In this work, we developed a network propagation (NP) based data mining method for lead identification that performs search on an ensemble of chemical similarity networks. We compiled 14 fingerprint-based similarity networks. Given a target protein of interest, we use a deep learning-based drug target interaction model to narrow down compound candidates and then we use network propagation to prioritize drug candidates that are highly correlated with drug activity score such as IC. In an extensive experiment with BindingDB, we showed that our approach successfully discovered intentionally unlabeled compounds for given targets. To further demonstrate the prediction power of our approach, we identified 24 candidate leads for CLK1. Two out of five synthesizable candidates were experimentally validated in binding assays. In conclusion, our framework can be very useful for lead identification from very large compound databases such as ZINC.
先导化合物的识别是为下游药物发现过程确定候选化合物优先级的基本步骤。机器学习(ML)和深度学习(DL)方法被广泛用于利用化学性质和实验信息来识别先导化合物。然而,ML或DL方法很少直接考虑化合物相似性信息,因为ML和DL模型在构建模型时使用分子的抽象表示。另外,数据挖掘方法也被用于通过筛选不良化合物来探索含有候选药物的化学空间。数据挖掘方法面临的一个主要挑战是开发高效的数据挖掘方法,以便在大型化学空间中搜索具有低假阳性率的理想先导化合物。

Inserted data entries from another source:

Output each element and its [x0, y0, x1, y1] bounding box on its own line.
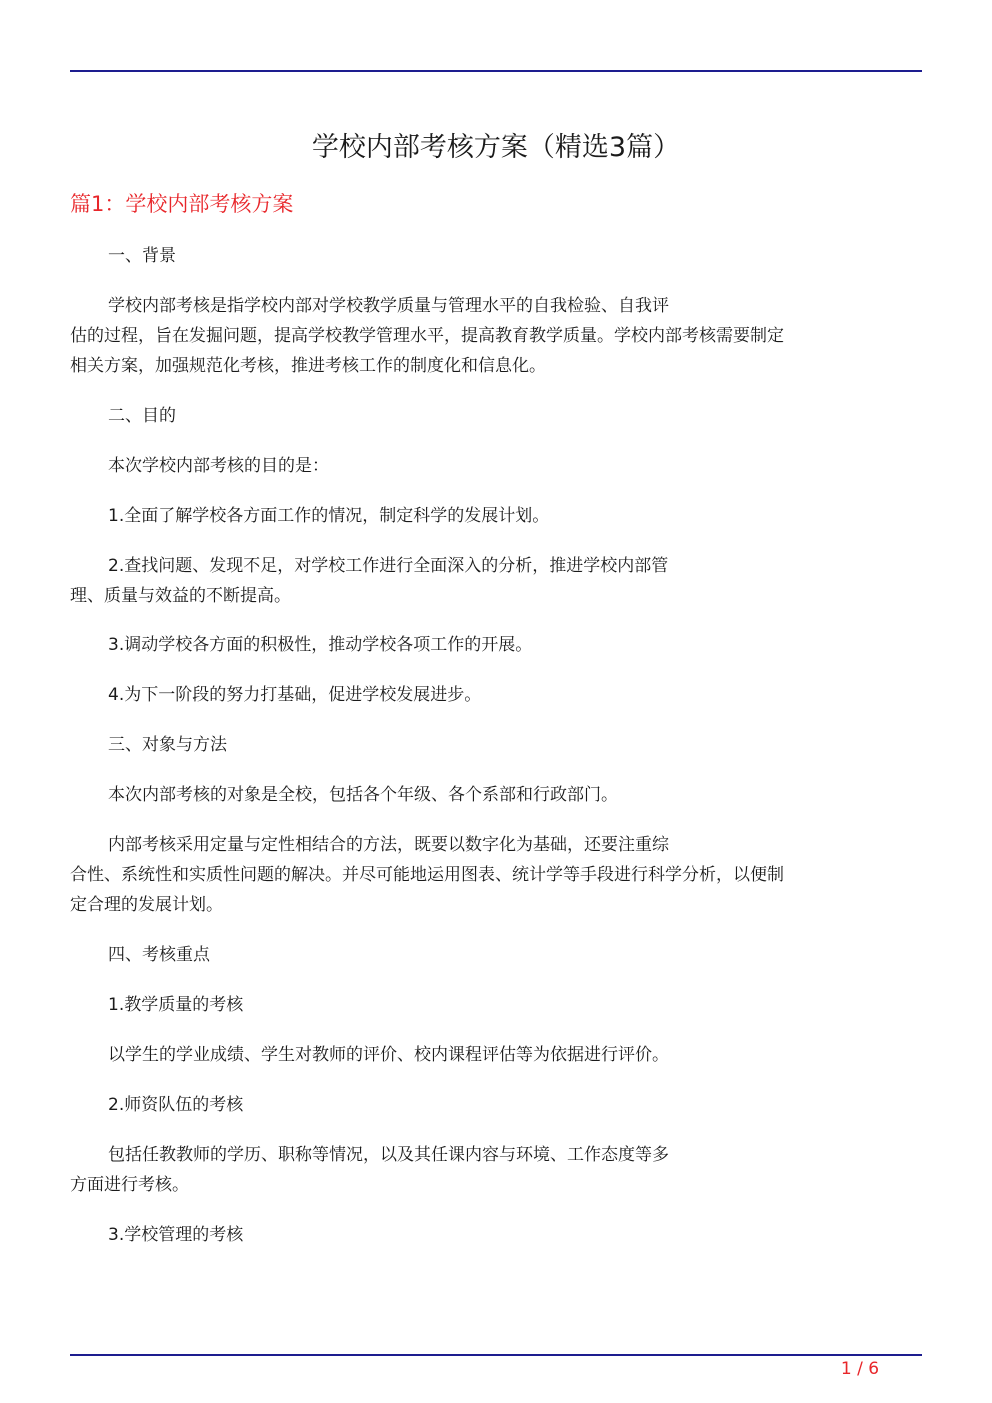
paragraph: 三、对象与方法 [108, 735, 227, 755]
paragraph: 1.教学质量的考核 [108, 995, 244, 1015]
paragraph: 一、背景 [108, 246, 176, 266]
top-divider [70, 70, 922, 72]
section-heading: 篇1：学校内部考核方案 [70, 192, 294, 216]
paragraph: 1.全面了解学校各方面工作的情况，制定科学的发展计划。 [108, 506, 550, 526]
paragraph: 学校内部考核是指学校内部对学校教学质量与管理水平的自我检验、自我评 估的过程，旨在发掘问题，提高学校教学管理水平，提高教育教学质量。学校内部考核需要制定 相关方案，加强规范化考核，推进考核工作的制度化和信息化。 [70, 296, 784, 376]
paragraph: 以学生的学业成绩、学生对教师的评价、校内课程评估等为依据进行评价。 [108, 1045, 669, 1065]
page-indicator: 1 / 6 [840, 1359, 880, 1379]
paragraph: 本次内部考核的对象是全校，包括各个年级、各个系部和行政部门。 [108, 785, 618, 805]
paragraph: 3.学校管理的考核 [108, 1225, 244, 1245]
bottom-divider [70, 1354, 922, 1356]
paragraph: 四、考核重点 [108, 945, 210, 965]
paragraph: 本次学校内部考核的目的是： [108, 456, 329, 476]
paragraph: 包括任教教师的学历、职称等情况，以及其任课内容与环境、工作态度等多 方面进行考核。 [70, 1145, 669, 1195]
document-title: 学校内部考核方案（精选3篇） [311, 132, 681, 163]
paragraph: 内部考核采用定量与定性相结合的方法，既要以数字化为基础，还要注重综 合性、系统性和实质性问题的解决。并尽可能地运用图表、统计学等手段进行科学分析，以便制 定合理的发展计划。 [70, 835, 784, 915]
paragraph: 4.为下一阶段的努力打基础，促进学校发展进步。 [108, 685, 482, 705]
paragraph: 3.调动学校各方面的积极性，推动学校各项工作的开展。 [108, 635, 533, 655]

在这项工作中,我们开发了一种基于网络传播(NP)的数据挖掘方法用于先导化合物识别,该方法在一组化学相似性网络上进行搜索。我们编制了14个基于指纹的相似性网络。给定一个感兴趣的目标蛋白,我们使用基于深度学习的药物-靶点相互作用模型来缩小候选化合物范围,然后使用网络传播来对与诸如IC等药物活性评分高度相关的候选药物进行优先级排序。在与BindingDB进行的广泛实验中,我们表明我们的方法成功发现了针对给定靶点的未标记化合物。为了进一步证明我们方法的预测能力,我们为CLK1识别了24个候选先导化合物。在可合成的五个候选化合物中,有两个在结合试验中得到了实验验证。总之,我们的框架对于从诸如ZINC这样的非常大的化合物数据库中识别先导化合物非常有用。